Of course in the UK, we live in a post-Christian society – I mean, insofar as the story of Jesus no longer shapes our national sense of identity and purpose (telos). It still does in the US perhaps, though the narrative is – and always has been – thoroughly bowdlerised. Missiologically, therefore, I think the UK is much better positioned than the US for the canny Christ to spring some surprises.

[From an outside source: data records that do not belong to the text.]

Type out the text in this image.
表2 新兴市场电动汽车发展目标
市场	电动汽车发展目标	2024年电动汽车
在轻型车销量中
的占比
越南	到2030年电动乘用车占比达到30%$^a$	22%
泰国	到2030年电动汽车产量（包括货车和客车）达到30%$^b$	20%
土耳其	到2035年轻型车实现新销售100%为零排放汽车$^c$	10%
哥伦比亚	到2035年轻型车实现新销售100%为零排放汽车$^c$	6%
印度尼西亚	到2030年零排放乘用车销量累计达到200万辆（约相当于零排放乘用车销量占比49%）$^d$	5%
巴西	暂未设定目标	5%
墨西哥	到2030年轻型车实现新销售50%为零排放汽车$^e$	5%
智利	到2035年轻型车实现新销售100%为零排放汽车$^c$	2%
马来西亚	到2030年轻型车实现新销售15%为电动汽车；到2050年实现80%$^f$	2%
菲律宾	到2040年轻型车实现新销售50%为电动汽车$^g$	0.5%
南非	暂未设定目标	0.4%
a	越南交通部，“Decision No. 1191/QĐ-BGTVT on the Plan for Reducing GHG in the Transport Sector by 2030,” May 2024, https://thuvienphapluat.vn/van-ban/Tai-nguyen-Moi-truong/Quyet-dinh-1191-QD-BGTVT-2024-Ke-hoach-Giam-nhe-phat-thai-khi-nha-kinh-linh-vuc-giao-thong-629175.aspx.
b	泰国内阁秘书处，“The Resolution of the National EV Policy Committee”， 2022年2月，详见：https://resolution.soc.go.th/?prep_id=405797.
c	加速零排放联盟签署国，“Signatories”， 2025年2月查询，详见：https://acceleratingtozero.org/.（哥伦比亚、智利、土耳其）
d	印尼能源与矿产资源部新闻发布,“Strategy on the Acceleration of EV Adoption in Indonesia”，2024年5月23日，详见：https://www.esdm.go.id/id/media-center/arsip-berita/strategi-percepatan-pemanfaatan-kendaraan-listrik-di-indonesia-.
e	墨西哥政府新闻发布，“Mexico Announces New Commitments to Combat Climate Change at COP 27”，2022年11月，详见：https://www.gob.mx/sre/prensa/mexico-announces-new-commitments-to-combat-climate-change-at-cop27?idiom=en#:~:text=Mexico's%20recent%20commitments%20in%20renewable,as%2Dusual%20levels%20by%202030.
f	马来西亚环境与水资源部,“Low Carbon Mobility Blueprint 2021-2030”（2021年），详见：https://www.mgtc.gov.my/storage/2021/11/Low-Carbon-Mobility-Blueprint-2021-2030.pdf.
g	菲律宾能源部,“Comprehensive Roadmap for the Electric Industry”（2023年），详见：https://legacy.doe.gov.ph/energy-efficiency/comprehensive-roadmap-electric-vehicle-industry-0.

Those who can, do; those who may, love.

Sunday 4 May 2014

Church attendance manual (2): singing

Each Christian tradition has its own special attitudes towards singing. When attending a service, it is vital to understand these attitudes in order to avoid the dreaded liturgical faux pas. Mistakes where singing are concerned can incur grave ecclesiastical penalties. The visitor who sings like a Pentecostal during a Presbyterian service will run the risk of being escorted from the premises and given a referral to a clinical psychologist; while the one who sings like a Presbyterian during a Pentecostal service will be regarded as an infidel and may therefore become a target of Friendship Evangelism; this can lead in turn to ten pin bowling, dating, and then eventually marriage and who knows what else. Such misfortunes can easily be avoided if one takes care to observe the following liturgical rules:

Presbyterian
What to do: Let your singing be tempered by a manly soberness and austerity, as if you were respectfully singing somebody else's national anthem. Let your lips remain thin, your body erect, and your hands at your side where everyone can see them.
What to think: As a matter of fact, I'm not 100% certain of the doctrinal correctness of this verse. I'd better mumble the words just to be on the safe side.

Pentecostal
What to do: Let your depth of feeling be inversely proportional to the depth of meaning in the lyrics. Too much meaning = boring. "I'm coming back to the heart of worship" = very intense. The singing must also be done with the aid of an exceptionally talented band.
What to think: I'm not thinking, I'm worshipping.

Evangelical
What to do: You should sing all the Pentecostal songs, but sing them as if you were a Presbyterian. This means you get the best of both worlds: you can sing songs that don't mean anything while feeling nothing at the same time.
What to think: I thank you, God, that we are not like those Pentecostals. (Especially the part about the talented band.)

Roman Catholic
What to do: Don't even bother opening the hymn book.
What to think: Hymns? You can't expect Vatican II to be right about everything.

Anglican
What to do: Same as above.
What to think: On second thought, I should probably open my hymn book.

Orthodox
What to do: Same as above. Except that there is no hymn book. And no hymns really.
What to think: Is this another hymn? I wish there were some kind of hymn book. I guess I'll just keep belting out "Kyrie eleison" every twenty seconds and hope for the best.

African American church
What to do: Sing! Sing like your life depended on it! Sing till your heart cracks and your eyeballs sweat and your great grandmother taps her bony foot in the grave.
What to think: Anything worth singing once is worth singing forty times over. 

Quaker
What to do: Same as above. (Just kidding. Don't even think about it.)
What to think: Think whatever you like, as long as you keep it very Zen.

Fresh Expressions
What to think: Singing is a culturally relative and outdated form of religious expression. We don't do that kind of thing around here because we wouldn't want to create unnecessary obstacles or to make anybody feel uncomfortable.
What to do: Put the latest Matt Redman album on your iPod and listen to it very prayerfully on the way to church. But never tell a soul. (If anyone asks, tell them it's U2.)

Progressive
What to think: Same as above.
What to do: Step 1: Change the lyrics to remove all references to God. Step 2: Resume singing like a Presbyterian.